La hausse des prix des carburants en France suscite une vive réaction des automobilistes. En quelques jours, les tarifs affichés dans les stations-service ont sensiblement augmenté, atteignant des niveaux inquiétants. Cette tendance est alimentée par des facteurs géopolitiques, notamment la guerre au Moyen-Orient, qui a fait grimper le prix du baril de brut à environ 80 dollars, soit près de 75 euros.
EN BREF
- Les prix du carburant augmentent en raison de la crise géopolitique.
- Le gouvernement exclut toute aide pour le moment, accentuant le mécontentement.
- L’opposition appelle à des réductions de taxes pour protéger le pouvoir d’achat.
Dans ce contexte, l’opposition politique, notamment le Rassemblement national, accuse l’État de tirer profit de cette flambée des prix. Le ministre de l’Économie, Roland Lescure, a reconnu une augmentation de « quelques centimes » par litre, mais a précisé que ces hausses peuvent atteindre jusqu’à 20 centimes pour le gazole et 15 centimes pour le SP95 sur une semaine. Jeudi matin, le litre de SP-95/E10 était vendu en moyenne à 1,78 euro, un seuil qui rappelle les prix atteints en 2022.

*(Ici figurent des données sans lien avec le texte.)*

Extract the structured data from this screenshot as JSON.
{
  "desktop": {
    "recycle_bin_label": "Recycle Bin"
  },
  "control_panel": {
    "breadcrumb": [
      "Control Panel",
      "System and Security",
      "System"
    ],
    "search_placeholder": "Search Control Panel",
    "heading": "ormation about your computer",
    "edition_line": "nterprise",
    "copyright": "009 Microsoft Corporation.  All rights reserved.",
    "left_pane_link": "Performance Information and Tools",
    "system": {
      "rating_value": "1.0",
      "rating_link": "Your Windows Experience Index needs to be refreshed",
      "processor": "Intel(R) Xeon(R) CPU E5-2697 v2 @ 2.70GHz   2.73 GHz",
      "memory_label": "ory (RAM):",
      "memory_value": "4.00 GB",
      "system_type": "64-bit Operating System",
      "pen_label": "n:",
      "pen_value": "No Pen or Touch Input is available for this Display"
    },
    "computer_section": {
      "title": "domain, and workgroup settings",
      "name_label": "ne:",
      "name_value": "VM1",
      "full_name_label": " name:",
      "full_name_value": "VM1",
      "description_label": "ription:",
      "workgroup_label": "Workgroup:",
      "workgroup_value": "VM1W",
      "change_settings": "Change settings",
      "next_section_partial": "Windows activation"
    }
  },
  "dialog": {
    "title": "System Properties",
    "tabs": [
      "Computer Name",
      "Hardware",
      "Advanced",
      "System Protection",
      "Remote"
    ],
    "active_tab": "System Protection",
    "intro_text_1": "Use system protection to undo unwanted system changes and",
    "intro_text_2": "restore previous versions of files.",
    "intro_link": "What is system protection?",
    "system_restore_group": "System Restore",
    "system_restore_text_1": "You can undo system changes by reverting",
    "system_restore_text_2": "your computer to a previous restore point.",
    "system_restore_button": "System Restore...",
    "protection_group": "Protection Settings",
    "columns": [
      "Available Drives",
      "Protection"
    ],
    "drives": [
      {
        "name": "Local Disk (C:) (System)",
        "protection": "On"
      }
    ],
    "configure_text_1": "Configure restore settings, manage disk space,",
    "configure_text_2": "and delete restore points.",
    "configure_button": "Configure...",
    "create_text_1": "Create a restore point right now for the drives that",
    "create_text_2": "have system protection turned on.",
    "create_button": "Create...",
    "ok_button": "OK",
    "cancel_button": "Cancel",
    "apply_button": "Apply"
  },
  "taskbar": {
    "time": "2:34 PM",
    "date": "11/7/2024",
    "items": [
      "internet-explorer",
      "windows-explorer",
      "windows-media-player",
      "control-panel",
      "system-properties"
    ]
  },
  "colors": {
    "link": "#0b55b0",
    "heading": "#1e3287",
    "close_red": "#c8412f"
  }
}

Les chiffres avancés par l’Union française des industries pétrolières (UFIP) révèlent que le coût du brut ne représente qu’environ 30 % du prix à la pompe, tandis que les taxes, comprenant la TVA et l’accise, constituent 50 à 55 % du montant total. Selon Dominique Schelcher, président de la Coopérative U, plus de 51 % des recettes des ventes de carburants reviennent directement à l’État, ce qui le place en position de « grand gagnant » de cette hausse.
En réponse à ces critiques, Bercy soutient que les recettes fiscales, notamment l’accise, ne dépendent pas directement des fluctuations des prix du carburant. Le débat se polarise autour des solutions à apporter pour atténuer l’impact de cette hausse sur le pouvoir d’achat des Français. Marine Le Pen propose de réduire la TVA sur les carburants de 20 % à 5,5 %, une mesure qui pourrait alléger le fardeau fiscal des automobilistes.
Du côté de la gauche, Éric Coquerel, président de la commission des Finances, appelle à envisager un blocage des prix à la pompe. Il souligne que si la situation perdure, des ajustements sur l’accise doivent être envisagés. Les fédérations d’entreprises du BTP mettent également en avant l’augmentation de leurs coûts liés au carburant professionnel et militent pour une forme de TICPE flottante, qui diminuerait lorsque le prix du brut augmente.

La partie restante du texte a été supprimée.